Furthermore, when assessing the access to justice for the women in Pakistan the discussion cannot remain confined to access to the courts or tribunals that adjudicate or mediate. According to the UNDP definition “Access to justice entails much more than improving an individual’s access to courts or guaranteeing legal representation. It must be defined in terms of ensuring that legal and judicial outcomes are just and equitable.”18
Although the UNDP does expand the scope of the concept, it still remains too narrow an interpretation, although a very important component of access to justice.
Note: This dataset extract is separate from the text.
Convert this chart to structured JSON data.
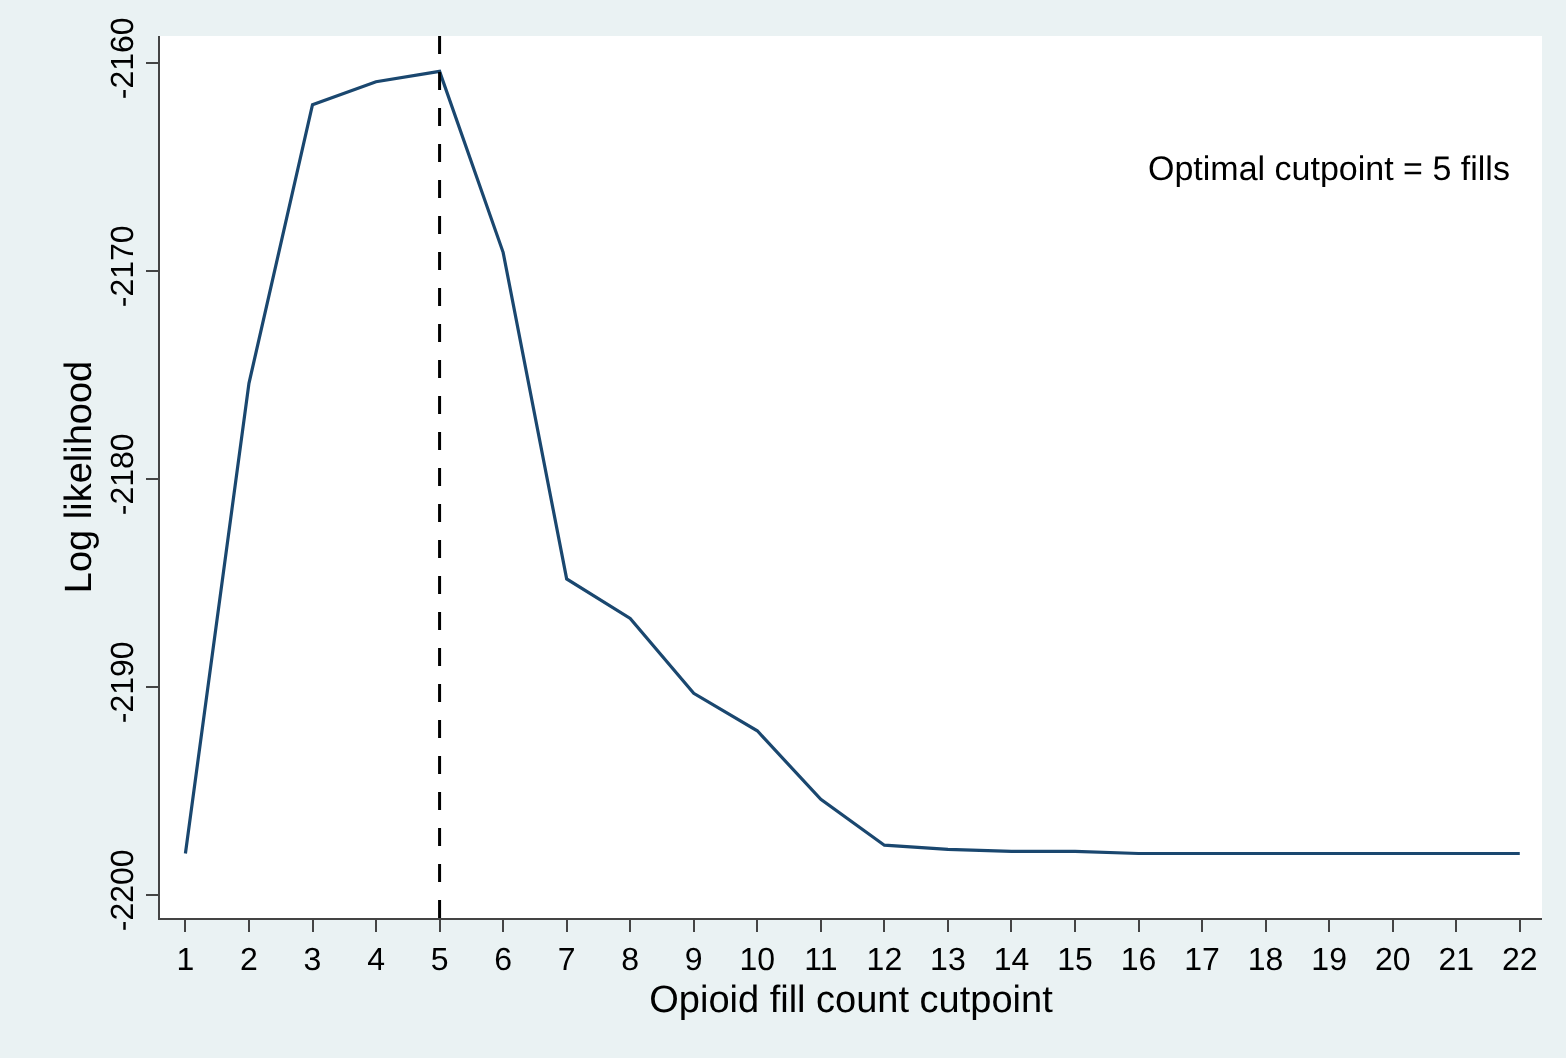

Access to justice has to be defined broadly to look beyond just the formal legal system and towards the non-state actors, those working outside the realm of the legal system that are also given the authority and called upon in most cases to be the bestowers of justice by the community, especially in the context of violence against women in Pakistan. The informal system of local tribunals guided by local and customary law are increasingly being approached by those disappointed by the formal system, to settle a variety of disputes, including women rights issues, and, therefore, cannot be ignored for the purposes of this paper.
The aim is to examine the various routes a victim of honour related violence might take to seek justice, so as to assess where the impediments within the available systems lie and what hurdles face women victims in particular. This study looks at the procedures, the formal laws, judicial pronouncements and the cultural rules that deal with such acts of violence, to highlight how the societal concept of women and their acceptable role in society has influenced the development of these institutions, both formal and informal, and the rules that govern them, particularly when dealing with honour related crimes.